Besides creating brand inconsistency, such inaccuracies can trigger daily compounding fines from the Nationwide Multistate Licensing System & Registry. When a company’s team is especially large, those risks can become a serious deterrent for any financial organization to embrace the concept of social selling, or positioning your employees as brand ambassadors through their own social media accounts.
Why you shouldn’t let compliance risk stop you
Employees have always been the face of the company, but in the changing landscape of bank brands, they have the potential to become much more than that. In today’s digital world, traditional advertising isn’t cutting it. Experts expect retail branch visits to decline by at least 36% by 2022, while mobile banking will rise by up to 121%. Brands must reach consumers where they are — and they’re on their mobile devices, especially on social media.
Consumers want to hear a brand’s social voice, not the cut-and-dried one on TV commercials and billboards. A great way to build that social voice is to let your employees speak for your brand on social media. And it works. LinkedIn analysis revealed that when a post came from an employee’s personal account rather than a company account, its click-through rate was two times higher.

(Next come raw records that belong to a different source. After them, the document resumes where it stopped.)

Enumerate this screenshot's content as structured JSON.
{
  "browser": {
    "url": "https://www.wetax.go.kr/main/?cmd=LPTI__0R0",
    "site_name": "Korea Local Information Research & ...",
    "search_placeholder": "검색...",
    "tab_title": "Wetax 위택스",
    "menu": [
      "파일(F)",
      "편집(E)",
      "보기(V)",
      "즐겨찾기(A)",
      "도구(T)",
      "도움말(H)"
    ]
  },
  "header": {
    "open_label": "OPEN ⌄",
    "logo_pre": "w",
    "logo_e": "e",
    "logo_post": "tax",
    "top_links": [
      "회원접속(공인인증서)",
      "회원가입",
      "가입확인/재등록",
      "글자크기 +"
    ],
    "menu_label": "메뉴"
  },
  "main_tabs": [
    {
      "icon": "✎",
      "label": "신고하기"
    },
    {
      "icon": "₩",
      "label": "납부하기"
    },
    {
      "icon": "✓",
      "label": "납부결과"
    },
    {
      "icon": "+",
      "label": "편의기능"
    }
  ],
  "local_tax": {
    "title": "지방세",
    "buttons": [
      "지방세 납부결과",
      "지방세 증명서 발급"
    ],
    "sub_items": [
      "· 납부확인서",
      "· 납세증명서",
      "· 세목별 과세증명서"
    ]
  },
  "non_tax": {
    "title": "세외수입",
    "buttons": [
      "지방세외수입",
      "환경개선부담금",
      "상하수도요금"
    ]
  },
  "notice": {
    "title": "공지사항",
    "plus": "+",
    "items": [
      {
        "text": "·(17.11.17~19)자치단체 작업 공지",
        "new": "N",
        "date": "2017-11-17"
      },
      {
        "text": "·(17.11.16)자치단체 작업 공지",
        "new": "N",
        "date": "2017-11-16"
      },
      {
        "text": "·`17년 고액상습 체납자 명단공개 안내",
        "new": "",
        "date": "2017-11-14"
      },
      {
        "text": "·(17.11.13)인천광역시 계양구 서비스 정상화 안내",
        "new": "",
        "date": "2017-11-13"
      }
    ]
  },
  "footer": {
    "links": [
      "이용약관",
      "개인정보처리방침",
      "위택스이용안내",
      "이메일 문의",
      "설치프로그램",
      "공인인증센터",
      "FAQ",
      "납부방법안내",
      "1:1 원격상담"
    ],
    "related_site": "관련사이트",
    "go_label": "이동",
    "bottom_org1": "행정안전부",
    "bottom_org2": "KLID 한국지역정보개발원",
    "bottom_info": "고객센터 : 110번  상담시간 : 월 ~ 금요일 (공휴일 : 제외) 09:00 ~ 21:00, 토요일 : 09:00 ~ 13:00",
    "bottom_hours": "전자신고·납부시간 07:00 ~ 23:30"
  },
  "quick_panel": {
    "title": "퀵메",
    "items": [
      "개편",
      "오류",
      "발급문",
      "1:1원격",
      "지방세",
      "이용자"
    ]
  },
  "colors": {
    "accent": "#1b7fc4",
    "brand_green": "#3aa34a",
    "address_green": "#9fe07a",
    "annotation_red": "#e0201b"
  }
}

Social selling can also earn four to six times more media value for your brand. For example, compared with the nearly $30 you would spend to reach 1,000 people on TV, you could reach just as many people on social media for only $2.50. You can also track the specific performance of each social media post to ensure that every message reaches the most receptive audience.
While it’s understandable that this strategy can be seen as especially risky for large teams, Gremlin Social can mitigate this risk in several ways. Linking employee faces to branded content humanizes your bank, and humanization builds trust — which is especially important for larger companies. Working with Gremlin Social can ensure that your brand can connect with consumers on this level while maintaining important standards for messaging alignment, compliance, and accuracy:
1. Posting approved content on employees’ behalf
Say you have 100 employees. From my experience, I would say only about 30-40% of them post regularly to their own social media pages. The rest leave a great deal of opportunity and lost impressions on the table. Having marketing experts post branded content on their behalf through our platform, however, can maximize your brand’s reach and engagement without taking up your employees’ time. This will also ensure the messaging is in line with your brand image.
2. Archiving compliance for teams of any size
If you have 100 employees to advocate for your brand, keeping track of all their social posts can be a daunting task. Consider that the average internet user has at least seven social media accounts. Now imagine managing posts on that many profiles for each of your employees: It’s simply not possible for many teams to provide the adequate time and effort to archive it all and maintain compliance standards. That’s when you need to bring in a third-party team to keep everything on track for you.
3. Mapping out your returns for more insight
Gone are the days of seemingly aimless billboards with hazy ROI. As I mentioned above, we know modern consumers respond more to personalized, highly tailored marketing — and allowing employees to do the talking on social media helps you go above and beyond that expectation. Without the tools in place to track progress and results, though, things could get messy quickly — especially if you have a lot of employees doing the talking. You’ll want to know exactly how all employees’ social posts provide better returns and impact your bottom line. With Gremlin Social, you can.
The larger your team, the more daunting the risks of separation from the brand’s message, noncompliance, and inaccuracies on social media can be. Alone, the benefits may not outweigh those risks, but with Gremlin Social as your partner, you can dispel the dangers and humanize your brand.